Together with Nate Anderson of the U.S. Forest Service Rocky Mountain Research Station in Missoula, Loeffler looked at what the beetle infestation did to the wood supply chain. It turns out the rice-grain-sized bugs affect everything from the chance of a tree breaking when the logger cuts it down to the reduction in price when the resulting 2x4 comes out stained blue by a fungus that comes along with the beetle attack.

“We hope we can take this information from the Montana supply chain and learn from that,” Anderson said. “This affects everything from land management to the operation and logistics of the mills. That way we might be in a better position for the next outbreak.”

The current mountain pine beetle outbreak got started in the late 1990s. At its peak in 2009, it affected 3.7 million acres a year. The infestation has slowed down considerably since then. Surveys done in 2014 showed about 600,000 acres affected.

Montana has about 25.9 million acres of forest. The study notes that while the state has lots of federally protected wilderness areas, 84 percent of that forest total is unreserved. Nearly 20 million acres are classified as timberland open to logging.

Lodgepole and ponderosa pine stands make up about 27 percent of Montana’s forest. In 2014, that produced 162.5 million board-feet of lumber, house logs, pulpwood, post/poles, furniture and hogfuel (wood waste used in sawmills for heat and electricity).

While 32 sawmills were still active in 2015, the survey only covered the six largest. That group turned out 69 percent of the total statewide lumber production — 371 million board-feet. That’s enough lumber to build almost 227,000 average-sized homes.

Mountain pine beetles are native to Montana forests, and outbreaks have occurred many times in the past.
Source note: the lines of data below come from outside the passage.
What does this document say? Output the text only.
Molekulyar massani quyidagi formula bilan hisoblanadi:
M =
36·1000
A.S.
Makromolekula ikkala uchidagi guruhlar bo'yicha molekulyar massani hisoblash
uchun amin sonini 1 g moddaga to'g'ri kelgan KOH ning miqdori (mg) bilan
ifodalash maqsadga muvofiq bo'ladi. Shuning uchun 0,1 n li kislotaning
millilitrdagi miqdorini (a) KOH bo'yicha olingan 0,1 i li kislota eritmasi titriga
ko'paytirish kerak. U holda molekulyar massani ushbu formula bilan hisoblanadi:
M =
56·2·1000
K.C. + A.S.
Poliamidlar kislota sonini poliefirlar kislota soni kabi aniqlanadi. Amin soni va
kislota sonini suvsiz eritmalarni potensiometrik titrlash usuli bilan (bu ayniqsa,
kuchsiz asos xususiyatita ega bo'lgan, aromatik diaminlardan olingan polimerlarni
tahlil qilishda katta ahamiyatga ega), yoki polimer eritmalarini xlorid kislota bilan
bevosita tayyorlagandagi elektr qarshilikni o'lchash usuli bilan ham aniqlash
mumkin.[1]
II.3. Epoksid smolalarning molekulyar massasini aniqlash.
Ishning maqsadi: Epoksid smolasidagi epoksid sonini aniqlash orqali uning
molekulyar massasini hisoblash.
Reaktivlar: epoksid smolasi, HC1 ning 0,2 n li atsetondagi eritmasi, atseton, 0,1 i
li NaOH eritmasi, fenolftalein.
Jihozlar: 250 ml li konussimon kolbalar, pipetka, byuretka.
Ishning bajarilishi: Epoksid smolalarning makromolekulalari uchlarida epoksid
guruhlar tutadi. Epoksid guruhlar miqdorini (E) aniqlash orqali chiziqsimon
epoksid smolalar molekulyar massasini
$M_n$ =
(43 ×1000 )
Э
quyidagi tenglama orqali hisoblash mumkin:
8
Nevertheless, the survey found mill owners have become leery of beetle-killed wood.

“Several mills involved in this survey, as well as loggers and truckers in Montana and other parts of the Rocky Mountain region, specifically avoid MPB (mountain pine beetle) timber,” the authors wrote, because green wood is worth so much more.

“This makes it difficult for forest managers to employ silvaculture not just to recover timber value, but also to achieve other objectives such as reducing fire risk and protecting infrastructure and recreational opportunities. This effect can be intensified if beetle-kill stands that would otherwise be harvested are not even considered for harvest because administrative procedures (like NEPA compliance) would delay harvest enough to degrade products to the point that revenues do not cover costs,” they wrote, referencing the National Environmental Policy Act.

Anderson and Loeffler stressed that the study does not assume that every beetle-killed tree will go to a sawmill. Dead timber also provides habitat for wildlife and returns nutrients and moisture to the soil. It might be cut and burned for hazardous fuels reduction. Other research looks at the environmental impacts of bug infestations. This study catalogs the economic effects.

As beetles drain the life out of a tree, they also suck out its value. Once the infestation takes hold and the pine’s needles turn from green to red, the stumpage price of the tree drops 35 percent. After those red needles fall, the price drops another 46 percent. Most of the infected stand transforms from sawlogs to pulpwood.

That’s because the dead trees break more easily during logging and transport, fill with cracks and rot that lower the resulting boards’ quality, and become so dry that they cause equipment to jam. Coincidentally, the dead-dry trees fill up log and chip trucks with more volume than weight, meaning the trucker gets paid less than a load of live wood would earn on the scales at the mill yard.

“We value trees for many reasons,” Anderson said. “Some are financial, like forest products. But there are also aesthetic values, water supply values, and spiritual values. For land managers to effectively manage, we must have good information how different conditions affect those values.”